Paskin, Creditor and Olitzky led the protest of Trump at the start of his March 21 speech. Some 300 attendees walked out during the event. The three rabbis’ contingent numbered about 60 of those. AIPAC leadership later apologized for the enthusiastic response of many of the 18,000 remaining audience members to Trump’s criticism of President Barack Obama.
On March 25, four days after Trump’s speech, Paskin wrote an open letter to his community on Facebook explaining the reasons for his protest and acknowledging the “turmoil” it caused in the community.
“My family has been threatened and, yes, many at Temple Beth David have been unsettled by my choice to participate,” he wrote, adding later, “I am sorry that my actions have caused pain amongst some in our community. I hope we have a chance to share together in a respectful dialogue. I promise to respect your opinions and choices. I only ask that you do the same for me.”
Paskin said he felt a duty to speak out, and will continue publicly opposing Trump.
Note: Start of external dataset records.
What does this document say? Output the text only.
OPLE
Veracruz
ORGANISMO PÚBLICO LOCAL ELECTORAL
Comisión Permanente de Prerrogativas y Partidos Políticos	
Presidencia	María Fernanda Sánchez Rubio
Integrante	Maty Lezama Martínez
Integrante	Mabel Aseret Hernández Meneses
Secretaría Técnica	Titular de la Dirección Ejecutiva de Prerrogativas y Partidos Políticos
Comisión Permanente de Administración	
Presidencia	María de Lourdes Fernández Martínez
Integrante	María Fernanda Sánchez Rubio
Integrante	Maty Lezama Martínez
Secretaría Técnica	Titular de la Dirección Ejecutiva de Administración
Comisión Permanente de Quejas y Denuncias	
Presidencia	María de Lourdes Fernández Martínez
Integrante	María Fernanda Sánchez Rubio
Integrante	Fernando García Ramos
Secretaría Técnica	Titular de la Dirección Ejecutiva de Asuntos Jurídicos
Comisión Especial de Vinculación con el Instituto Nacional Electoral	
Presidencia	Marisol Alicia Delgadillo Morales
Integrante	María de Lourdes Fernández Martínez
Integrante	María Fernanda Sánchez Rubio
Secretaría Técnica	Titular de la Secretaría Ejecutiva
“I don’t pull any punches,” he said. “Could I have been more delicate? I’m sure I could have been. I speak my heart, and I heard a call and an obligation to speak out, and I took that. I acted on my values and I don’t regret that.”
Other rabbis who protested Trump at the conference have not experienced professional difficulties as a result. Creditor, who has publicly supported Obama in the past, is a vocal advocate on behalf of Israel and against gun violence. He said his activism doesn’t get in the way of his pulpit duties because he makes sure to build relationships with congregants who may disagree with him, and aims to create a climate of pluralism.
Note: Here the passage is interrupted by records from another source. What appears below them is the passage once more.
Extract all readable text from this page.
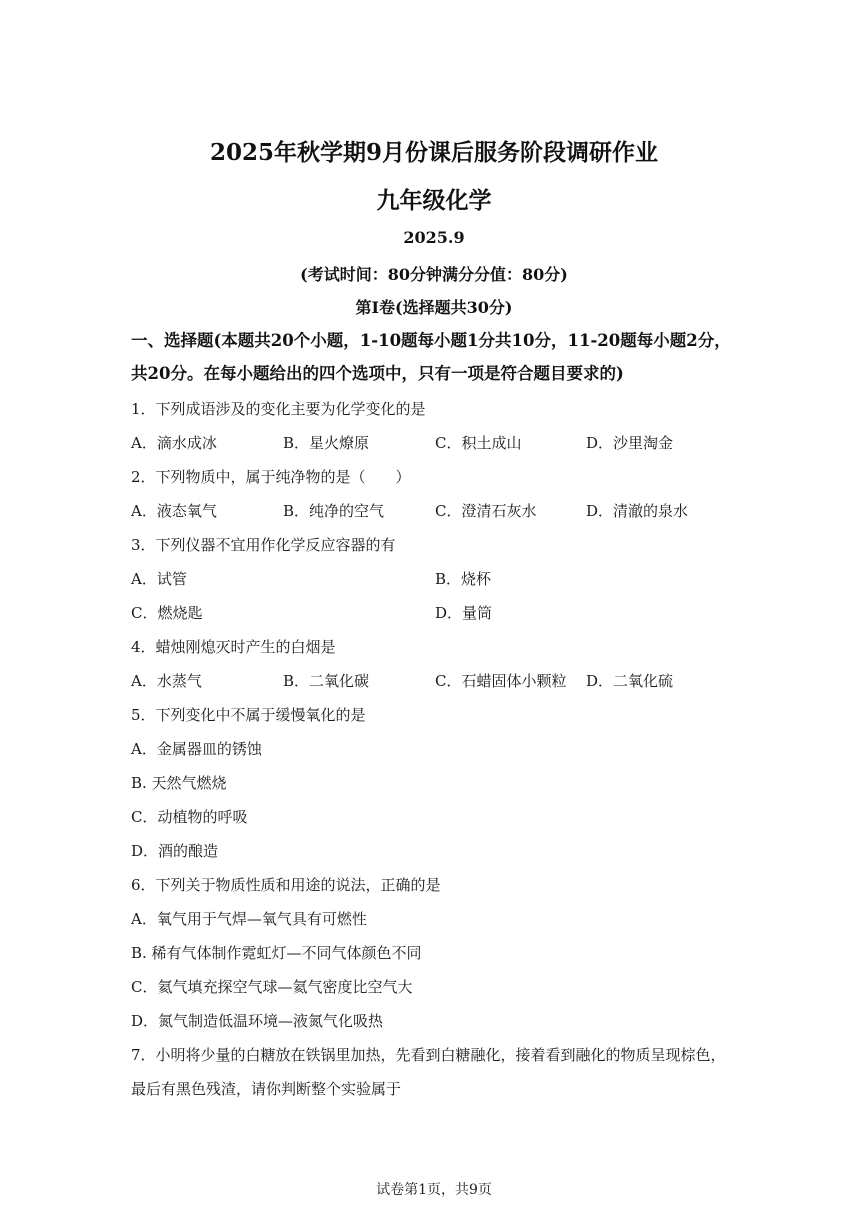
2025年秋学期9月份课后服务阶段调研作业
九年级化学
2025.9
(考试时间：80分钟满分分值：80分)
第Ⅰ卷(选择题共30分)
一、选择题(本题共20个小题，1-10题每小题1分共10分，11-20题每小题2分，
共20分。在每小题给出的四个选项中，只有一项是符合题目要求的)
1．下列成语涉及的变化主要为化学变化的是
A．滴水成冰	B．星火燎原	C．积土成山	D．沙里淘金
2．下列物质中，属于纯净物的是（　　）
A．液态氧气	B．纯净的空气	C．澄清石灰水	D．清澈的泉水
3．下列仪器不宜用作化学反应容器的有
A．试管	B．烧杯
C．燃烧匙	D．量筒
4．蜡烛刚熄灭时产生的白烟是
A．水蒸气	B．二氧化碳	C．石蜡固体小颗粒 D．二氧化硫
5．下列变化中不属于缓慢氧化的是
A．金属器皿的锈蚀
B. 天然气燃烧
C．动植物的呼吸
D．酒的酿造
6．下列关于物质性质和用途的说法，正确的是
A．氧气用于气焊—氧气具有可燃性
B. 稀有气体制作霓虹灯—不同气体颜色不同
C．氦气填充探空气球—氦气密度比空气大
D．氮气制造低温环境—液氮气化吸热
7．小明将少量的白糖放在铁锅里加热，先看到白糖融化，接着看到融化的物质呈现棕色，
最后有黑色残渣，请你判断整个实验属于
试卷第1页，共9页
“After services, we actually spend the time talking to each other,” said Creditor, who has been at Netivot Shalom since 2007. “Preaching is one mode of rabbinic function. Relationships are the entirety of rabbinic function. There needs to be a kind of humanity that goes along with leadership.”
Some rabbis who generally remain apolitical saw Trump as a special case whose positions necessitated the protests.
“If people don’t feel welcome [at our synagogue] because we take a stand against bigotry, misogyny, hate, then we’re prepared to take that stand,” said Olitzky, rabbi of Congregation Beth El in South Orange, New Jersey.
Rabbi Shmuel Herzfeld of Orthodox synagogue Ohev Sholom-The National Synagogue in Washington, D.C, said he has refrained from opposing Trump from the pulpit, but that protesting Trump is about confronting about “an existential threat to our world,” not politics.
At the AIPAC conference, Herzfeld was escorted out of the arena during Trump’s speech when he wrapped himself in a prayer shawl and began denouncing the candidate as “wicked.”